Two Core classes were also approved: Government professor Jorge I. Domínguez’s Historical Study B-64: “The Cuban Revolution” will count for the Societies of the World category, and Government professor Kenneth A. Shepsle’s Social Analysis 46: “Thinking About Politics,” will meet the Empirical and Mathematical Reasoning requirement. In addition, Jens Meierhenrich’s Government 1235: “Genocide” will count for Societies of the World.
Berry said that he’s looking forward to co-teaching his new course, which he said will adopt an interdisciplinary approach.
“Across the board, evolution is about as exciting an idea as human beings have had because it explains so phenomenally much—existential questions like where we come from, why our brains work this way,” Berry said in an interview yesterday. “This reach and power...make it especially amenable to this interdisciplinary interaction.”
Berry said that compromising on the course description took “a lot of tugging and pulling,” but that he and Browne have now arrived at “a mutually agreed balance.”

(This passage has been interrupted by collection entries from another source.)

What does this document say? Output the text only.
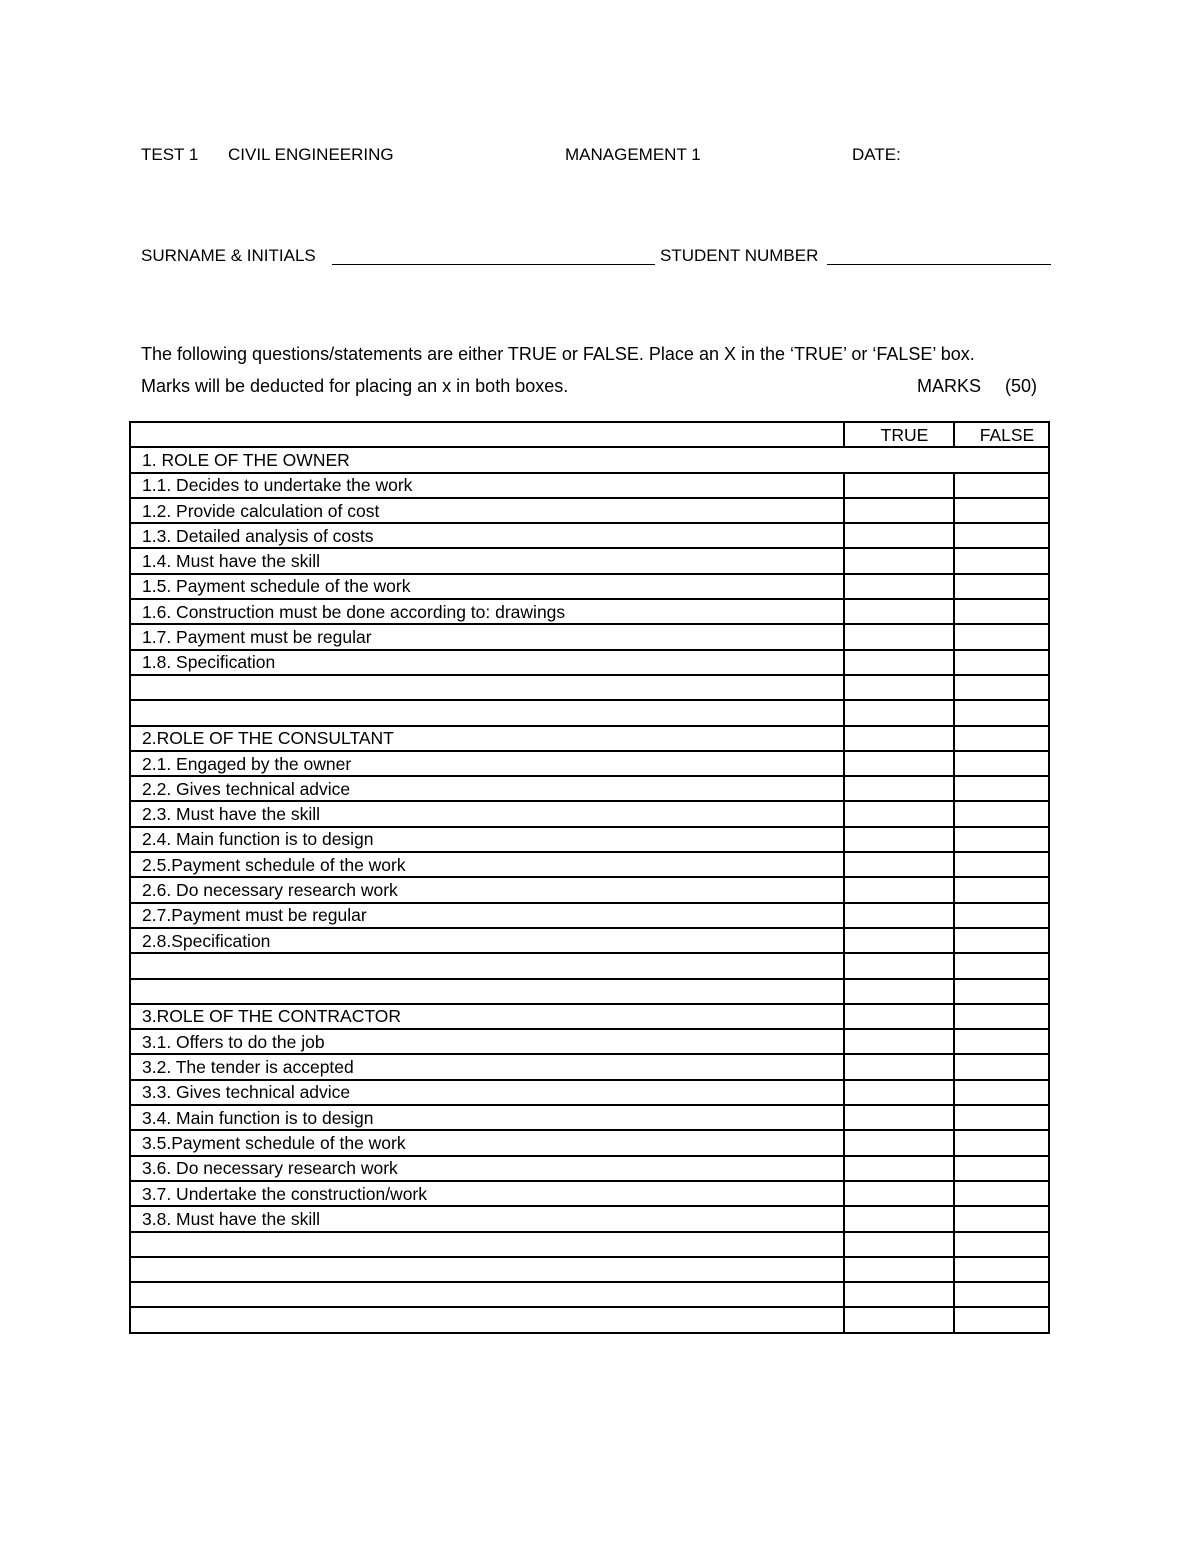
TEST 1 CIVIL ENGINEERING	MANAGEMENT 1	DATE:
SURNAME & INITIALS	STUDENT NUMBER
The following questions/statements are either TRUE or FALSE. Place an X in the ‘TRUE’ or ‘FALSE’ box.
Marks will be deducted for placing an x in both boxes.	MARKS (50)
	TRUE	FALSE
1. ROLE OF THE OWNER		
1.1. Decides to undertake the work		
1.2. Provide calculation of cost		
1.3. Detailed analysis of costs		
1.4. Must have the skill		
1.5. Payment schedule of the work		
1.6. Construction must be done according to: drawings		
1.7. Payment must be regular		
1.8. Specification		

2.ROLE OF THE CONSULTANT		
2.1. Engaged by the owner		
2.2. Gives technical advice		
2.3. Must have the skill		
2.4. Main function is to design		
2.5.Payment schedule of the work		
2.6. Do necessary research work		
2.7.Payment must be regular		
2.8.Specification		

3.ROLE OF THE CONTRACTOR		
3.1. Offers to do the job		
3.2. The tender is accepted		
3.3. Gives technical advice		
3.4. Main function is to design		
3.5.Payment schedule of the work		
3.6. Do necessary research work		
3.7. Undertake the construction/work		
3.8. Must have the skill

The Gen Ed Standing Committee offered suggestions for the course but made no changes, Berry said.
The two professors are hoping to incorporate three unique teaching techniques, according to Berry. He said they are considering taking students to the Museum of Comparative Biology; hosting evolution debates during section; and asking students to take samples of their own DNA to create a “human family tree.”
Although the Gen Ed committee approved two existing Core courses, the instructors said they planned to tweak them slightly. Shepsle, for instance, said that although his Social Analysis class, “Talking About Politics,” currently does not assign problem sets, he said he is considering incorporating them next year.
Jay M. Harris, the chair of the Gen Ed committee, suggested one new idea for “The Cuban Revolution” when it becomes a Gen Ed class in 2009: teleconferences with students at the University of Havana.
Domínguez said he is currently exploring the feasibility of such an endeavor.
Meierhenrich could not be reached for comment yesterday.